What is far more difficult is where the stress is obvious to the advisers, and the risk is clear, but disaster has not struck by the time of trial. What makes it so difficult is that this is the very last topic one wants to discuss with a family which is struggling to cope with all the problems. Also, if one did broach it, the family would probably assure you that they were managing alright, and divorce need not be considered. As a result, I think the courts, through no fault of their own, usually (though not always) overlook this contingency. One possible way round the difficulty is to seek the opinions of other family members; sometimes they can tell you just how difficult life is for the uninjured party, and a judge may be able to use that information to decide, on the balance of probabilities, that divorce is likely.
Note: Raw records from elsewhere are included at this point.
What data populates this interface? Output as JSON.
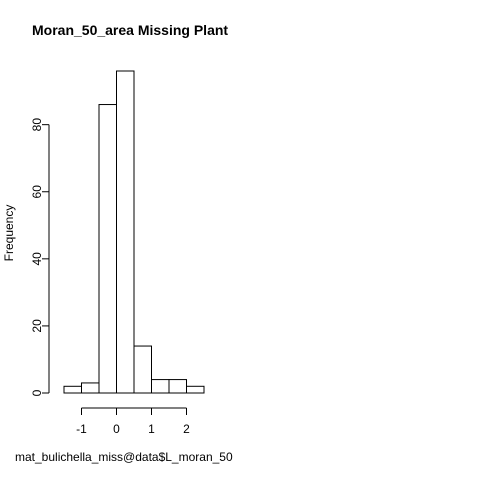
{
  "chart_data": {
    "type": "bar",
    "title": "Moran_50_area Missing Plant",
    "xlabel": "mat_bulichella_miss@data$L_moran_50",
    "ylabel": "Frequency",
    "bins": [
      {
        "start": -1.5,
        "end": -1.0,
        "value": 2
      },
      {
        "start": -1.0,
        "end": -0.5,
        "value": 3
      },
      {
        "start": -0.5,
        "end": 0.0,
        "value": 86
      },
      {
        "start": 0.0,
        "end": 0.5,
        "value": 96
      },
      {
        "start": 0.5,
        "end": 1.0,
        "value": 14
      },
      {
        "start": 1.0,
        "end": 1.5,
        "value": 4
      },
      {
        "start": 1.5,
        "end": 2.0,
        "value": 4
      },
      {
        "start": 2.0,
        "end": 2.5,
        "value": 2
      }
    ],
    "x_ticks": [
      -1,
      0,
      1,
      2
    ],
    "x_tick_labels": [
      "-1",
      "0",
      "1",
      "2"
    ],
    "y_ticks": [
      0,
      20,
      40,
      60,
      80
    ],
    "y_tick_labels": [
      "0",
      "20",
      "40",
      "60",
      "80"
    ],
    "xlim": [
      -1.5,
      2.5
    ],
    "ylim": [
      0,
      96
    ],
    "grid": false,
    "legend": "none"
  }
}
However, it is effectively impossible to argue, in front of the client, that his or her spouse is likely to leave him or her, and therefore it may be difficult to pursue this point at trial even if there is evidence from the family as to the stress and strain. It can be done though, if it is necessary, in a confidential way. An alternative approach is to see whether the clinicians or experts have formed any view about whether the injured person and his partner will stay together. If they have a clear opinion, they might be helpful.